If we took the greedy approach of having person D pay to F we would wind up with a sub-optimal solution as opposed to the optimal(A&D to E, B&C to F).

This problem has a lot of similarity with the Bin Packing Problem which has been proven to be NP-hard. The only difference being that we have multiple bins of varying sizes and the condition that the total space in all bins is equal to the total size of all items.
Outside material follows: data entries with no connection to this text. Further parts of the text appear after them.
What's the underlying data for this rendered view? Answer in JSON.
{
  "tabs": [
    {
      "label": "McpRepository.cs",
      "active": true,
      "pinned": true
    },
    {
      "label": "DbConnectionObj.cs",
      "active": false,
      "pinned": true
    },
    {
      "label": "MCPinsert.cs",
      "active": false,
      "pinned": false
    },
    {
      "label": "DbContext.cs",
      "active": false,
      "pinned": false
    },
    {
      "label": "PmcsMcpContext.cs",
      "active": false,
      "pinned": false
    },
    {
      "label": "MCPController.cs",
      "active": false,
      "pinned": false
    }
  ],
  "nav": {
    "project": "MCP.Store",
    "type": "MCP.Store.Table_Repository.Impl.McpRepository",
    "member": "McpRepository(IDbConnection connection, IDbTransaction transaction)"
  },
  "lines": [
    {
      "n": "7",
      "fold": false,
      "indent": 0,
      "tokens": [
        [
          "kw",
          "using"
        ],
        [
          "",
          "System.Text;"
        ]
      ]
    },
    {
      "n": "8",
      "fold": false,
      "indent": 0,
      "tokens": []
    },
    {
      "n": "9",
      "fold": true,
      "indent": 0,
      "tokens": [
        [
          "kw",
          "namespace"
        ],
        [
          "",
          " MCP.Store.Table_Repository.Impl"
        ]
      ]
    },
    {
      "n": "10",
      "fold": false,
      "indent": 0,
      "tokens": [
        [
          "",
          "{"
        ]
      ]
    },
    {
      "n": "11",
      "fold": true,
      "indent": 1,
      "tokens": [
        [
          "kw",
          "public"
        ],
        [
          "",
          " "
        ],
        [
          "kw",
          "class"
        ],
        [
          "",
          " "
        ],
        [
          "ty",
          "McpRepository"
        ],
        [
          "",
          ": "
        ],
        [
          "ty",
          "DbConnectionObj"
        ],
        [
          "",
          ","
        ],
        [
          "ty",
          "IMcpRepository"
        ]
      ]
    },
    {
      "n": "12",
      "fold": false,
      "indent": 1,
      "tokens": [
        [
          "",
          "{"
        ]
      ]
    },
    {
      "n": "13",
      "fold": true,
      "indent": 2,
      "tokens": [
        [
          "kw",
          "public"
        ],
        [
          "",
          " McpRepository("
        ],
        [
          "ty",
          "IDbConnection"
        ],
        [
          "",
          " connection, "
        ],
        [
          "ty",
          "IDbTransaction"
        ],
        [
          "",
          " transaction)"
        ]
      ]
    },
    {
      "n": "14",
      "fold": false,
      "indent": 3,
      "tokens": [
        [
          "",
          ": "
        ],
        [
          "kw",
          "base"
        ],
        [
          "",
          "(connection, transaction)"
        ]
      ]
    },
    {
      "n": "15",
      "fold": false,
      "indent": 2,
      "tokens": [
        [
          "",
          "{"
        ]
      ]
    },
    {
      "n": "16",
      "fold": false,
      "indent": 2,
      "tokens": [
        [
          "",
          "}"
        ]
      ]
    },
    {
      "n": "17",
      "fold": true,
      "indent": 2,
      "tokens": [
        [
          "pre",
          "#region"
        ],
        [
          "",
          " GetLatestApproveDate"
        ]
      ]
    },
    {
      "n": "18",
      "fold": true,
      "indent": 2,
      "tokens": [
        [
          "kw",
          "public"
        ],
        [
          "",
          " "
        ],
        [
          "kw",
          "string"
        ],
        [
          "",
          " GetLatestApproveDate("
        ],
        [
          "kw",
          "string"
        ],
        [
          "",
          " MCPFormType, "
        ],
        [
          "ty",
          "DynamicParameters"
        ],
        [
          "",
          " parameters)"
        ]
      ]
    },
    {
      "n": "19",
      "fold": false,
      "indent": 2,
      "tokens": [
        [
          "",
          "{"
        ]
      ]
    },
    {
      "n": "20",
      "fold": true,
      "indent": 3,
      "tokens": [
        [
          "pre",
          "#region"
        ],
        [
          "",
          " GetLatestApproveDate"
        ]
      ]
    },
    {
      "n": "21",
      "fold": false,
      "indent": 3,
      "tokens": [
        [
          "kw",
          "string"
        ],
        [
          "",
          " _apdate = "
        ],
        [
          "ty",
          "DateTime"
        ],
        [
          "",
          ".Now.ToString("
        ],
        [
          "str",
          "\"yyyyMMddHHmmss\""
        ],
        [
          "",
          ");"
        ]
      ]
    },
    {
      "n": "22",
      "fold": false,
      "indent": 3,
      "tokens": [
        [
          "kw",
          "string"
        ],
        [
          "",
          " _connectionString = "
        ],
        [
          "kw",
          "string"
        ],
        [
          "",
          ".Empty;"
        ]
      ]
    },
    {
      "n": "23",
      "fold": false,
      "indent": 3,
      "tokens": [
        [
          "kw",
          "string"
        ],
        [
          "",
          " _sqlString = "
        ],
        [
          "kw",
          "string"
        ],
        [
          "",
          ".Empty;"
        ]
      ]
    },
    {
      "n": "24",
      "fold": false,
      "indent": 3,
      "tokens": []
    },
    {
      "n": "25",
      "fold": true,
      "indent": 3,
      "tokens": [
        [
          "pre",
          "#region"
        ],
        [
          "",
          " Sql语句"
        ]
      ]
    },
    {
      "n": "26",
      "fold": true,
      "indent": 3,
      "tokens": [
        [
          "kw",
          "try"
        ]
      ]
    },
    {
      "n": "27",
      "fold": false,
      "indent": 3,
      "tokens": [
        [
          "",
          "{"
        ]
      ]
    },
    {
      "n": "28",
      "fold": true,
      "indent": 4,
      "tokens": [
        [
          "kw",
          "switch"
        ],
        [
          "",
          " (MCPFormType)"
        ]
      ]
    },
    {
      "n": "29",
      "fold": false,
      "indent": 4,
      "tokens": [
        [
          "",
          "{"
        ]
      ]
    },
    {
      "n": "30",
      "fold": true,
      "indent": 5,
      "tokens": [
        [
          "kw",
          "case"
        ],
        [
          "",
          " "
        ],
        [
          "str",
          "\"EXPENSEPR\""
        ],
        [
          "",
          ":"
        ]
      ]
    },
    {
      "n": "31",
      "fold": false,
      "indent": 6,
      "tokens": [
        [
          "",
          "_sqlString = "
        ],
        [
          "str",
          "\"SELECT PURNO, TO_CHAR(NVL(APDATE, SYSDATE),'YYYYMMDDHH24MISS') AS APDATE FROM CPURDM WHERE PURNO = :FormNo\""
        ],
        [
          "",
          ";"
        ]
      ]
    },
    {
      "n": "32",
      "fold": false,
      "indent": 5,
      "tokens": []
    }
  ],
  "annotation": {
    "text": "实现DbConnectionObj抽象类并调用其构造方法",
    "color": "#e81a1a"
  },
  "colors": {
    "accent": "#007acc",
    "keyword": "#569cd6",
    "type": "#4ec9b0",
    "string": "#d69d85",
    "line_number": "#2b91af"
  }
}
This leads me to believe that the problem is likely NP-hard but with the added constraints it may be possible to solve in polynomially time.

Answer 8

My opinion: You're making this overly complicated.

Think of it as a "pool" of money, and lose the relationships altogether:

Instead of:

• Mike owes John 100
• John owes Rachel 200
• Mike owes Rachel 400

The algorithm only has to think:

• Mike owes 100
• John is owed 100
• John owes 200
• Rachel is owed 200
• Mike owes 400
• Rachel is owed 400

Netting this:

• Mike owes 500
• John owes 100
• Rachel is owed 600

Separate this into a list of "givers" and "receivers". Each giver on the list will go through the list of receivers, giving each receiver what they need until the giver has payed up. When a receiver receives everything they need, they go off the list.

Later Edit

As other posters have observed, this simplifies the problem. However, there might be an optimal ordering of the "givers" and "receivers" lists, but we haven't yet identified a straightforward way to determine this ordering.